Sur les dix dernières années, six hivers ont été marqués par une production indigène insuffisante pour répondre à la demande en électricité. En hiver 2005/06, le solde impor-tateur représentait 25,5% de la production nette, soit près de 7000 GWh! Ce sont en particulier les droits de prélèvement sur les centrales électriques françaises – environ 2500 GWh – qui permettent de combler le déficit. Toutefois, certains contrats arriveront à échéance dès 2012 et ne pourront être reconduits, pénurie européenne oblige. Si une centrale nucléaire comme Leibstadt tombait en panne, le déficit s’aggraverait encore de 5000 GWh. Dans une telle situation, une installation comme celle projetée à Chavalon serait indispensable pour assurer l’approvisionnement de la Suisse. Sans gaz, nous serons dépendants de l’étranger, avec tous les risques que cela comporte. L’engorgement des lignes, associé à l’absence de droits de priorité aux frontières, n’offre aucune garantie de livraison du courant acheté. Ce dernier sera, en outre, difficile à obtenir, en vertu du principe de solidarité qui existe entre les pays de l’UE: si l’un manque d’électricité, les autres doivent l’aider, pour autant que le pays concerné ait pris des mesures afin d’éviter la pénurie. Si la Suisse ne dispose que de 60% de production propre, il est peu probable que l’UE vienne à son secours en cas de panne.

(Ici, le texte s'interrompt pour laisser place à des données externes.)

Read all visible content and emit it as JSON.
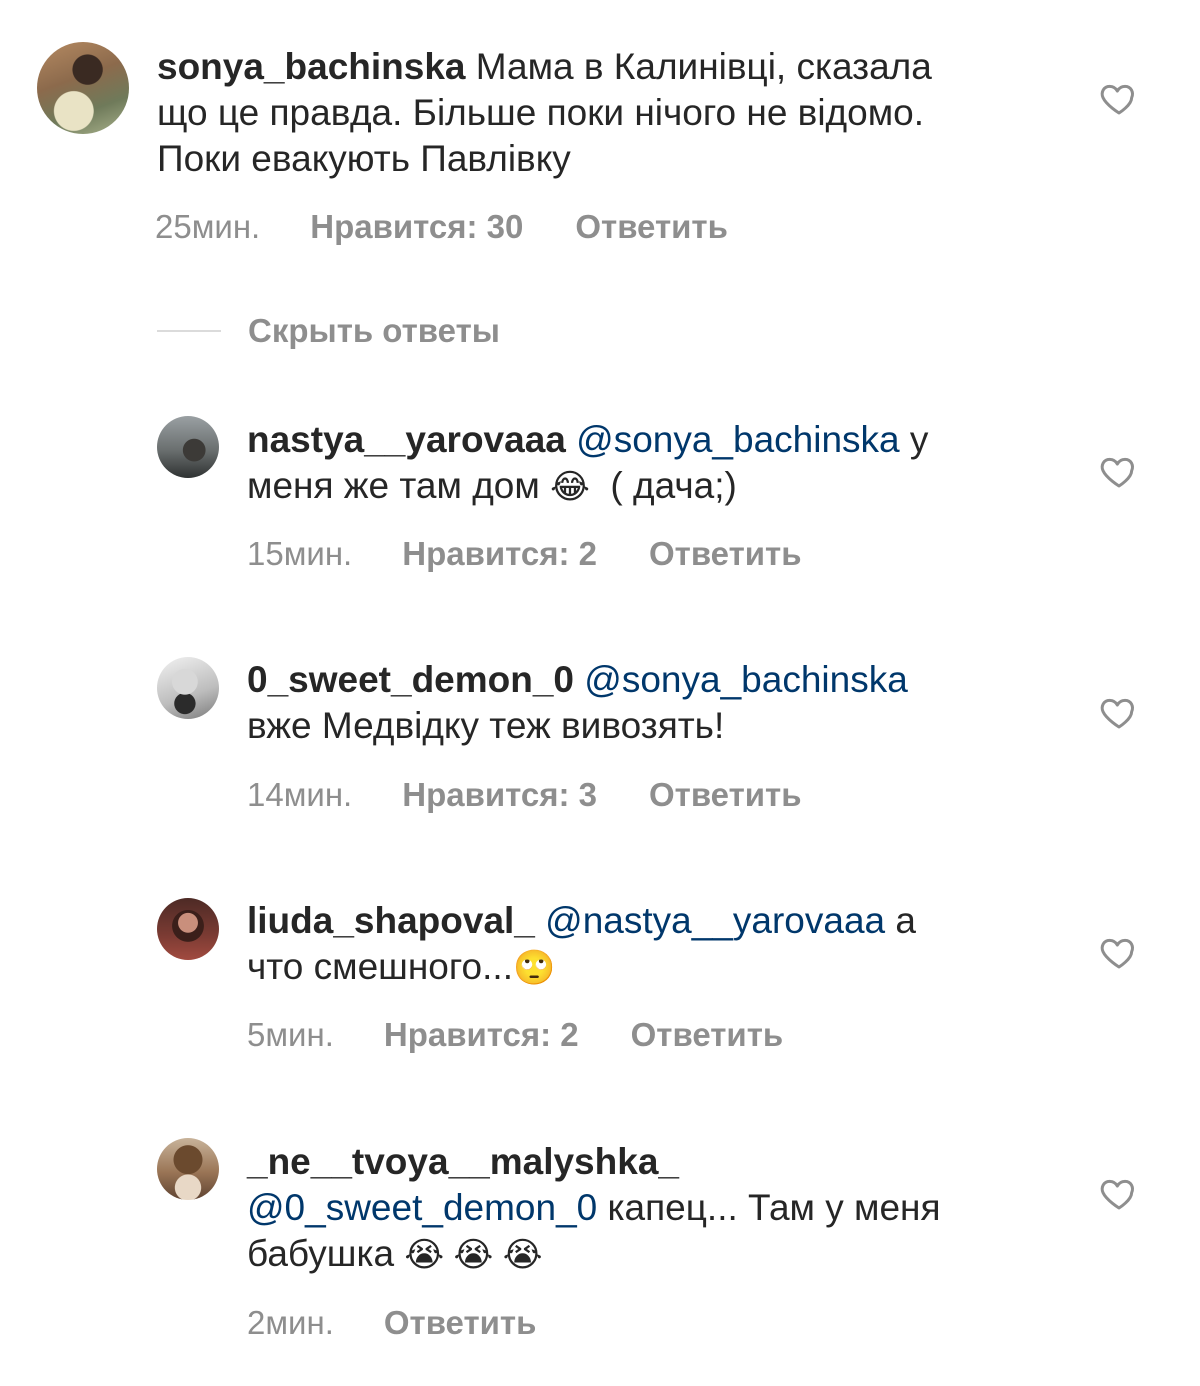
{
  "main_comment": {
    "username": "sonya_bachinska",
    "text_line1": " Мама в Калинівці, сказала",
    "text_line2": "що це правда. Більше поки нічого не відомо.",
    "text_line3": "Поки евакують Павлівку",
    "time": "25мин.",
    "likes": "Нравится: 30",
    "reply": "Ответить"
  },
  "hide_replies_label": "Скрыть ответы",
  "replies": [
    {
      "username": "nastya__yarovaaa",
      "mention": "@sonya_bachinska",
      "text_after_mention": " у",
      "text_line2": "меня же там дом ",
      "emoji": "😂",
      "text_line2_tail": "  ( дача;)",
      "time": "15мин.",
      "likes": "Нравится: 2",
      "reply": "Ответить"
    },
    {
      "username": "0_sweet_demon_0",
      "mention": "@sonya_bachinska",
      "text_line2": "вже Медвідку теж вивозять!",
      "time": "14мин.",
      "likes": "Нравится: 3",
      "reply": "Ответить"
    },
    {
      "username": "liuda_shapoval_",
      "mention": "@nastya__yarovaaa",
      "text_after_mention": " а",
      "text_line2": "что смешного...",
      "emoji": "🙄",
      "time": "5мин.",
      "likes": "Нравится: 2",
      "reply": "Ответить"
    },
    {
      "username": "_ne__tvoya__malyshka_",
      "mention": "@0_sweet_demon_0",
      "text_after_mention": " капец... Там у меня",
      "text_line3": "бабушка ",
      "emoji": "😭 😭 😭",
      "time": "2мин.",
      "reply": "Ответить"
    }
  ],
  "icons": {
    "like": "heart-outline-icon"
  },
  "colors": {
    "text": "#262626",
    "secondary": "#8e8e8e",
    "mention": "#00376b"
  }
}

En accumulant les retards, on renchérit le coût des projets


Le rôle indispensable des centrales à gaz dans l’approvisionnement électrique de notre pays n’est donc plus à établir. Avec un taux de compensation des émissions de CO2 fixé à 50% en Suisse et 50% à l’étranger, la centrale de Chavalon verrait le jour. La décision du Conseil fédéral ne pourra, cependant, être prise qu’une fois les critères d’activation de cette clause d’exception définis. Les lenteurs de la procédure allongent les délais et renchérissent les coûts de construction de la centrale, autrement dit le kWh facturé aux ménages et entreprises suisses. Plus grave encore: sans centrale à gaz en situation de pénurie, les prix de l’électricité achetée sur les marchés européens connaîtraient de nouveaux records, ce qui porterait un préjudice certain à l’économie suisse. La Suisse a déjà un train de retard: depuis le lancement du projet de Chavalon en janvier 2006, les prix de construction de la centrale ont quasi doublé en raison de l’explosion de la demande sur les marchés européens. Parallèlement, les délais de livraison ont augmenté, de même que les conditions d’approvisionnement en gaz. Espérons que notre pays ne se réveillera pas trop tard et ne manquera pas définitivement le train d’un approvisionnement sûr, compétitif et responsable.

Proposition de citation: Hans E. Schweickardt (2008). Le gaz: la seule solution responsable et compétitive à moyen terme. La Vie économique, 01 janvier.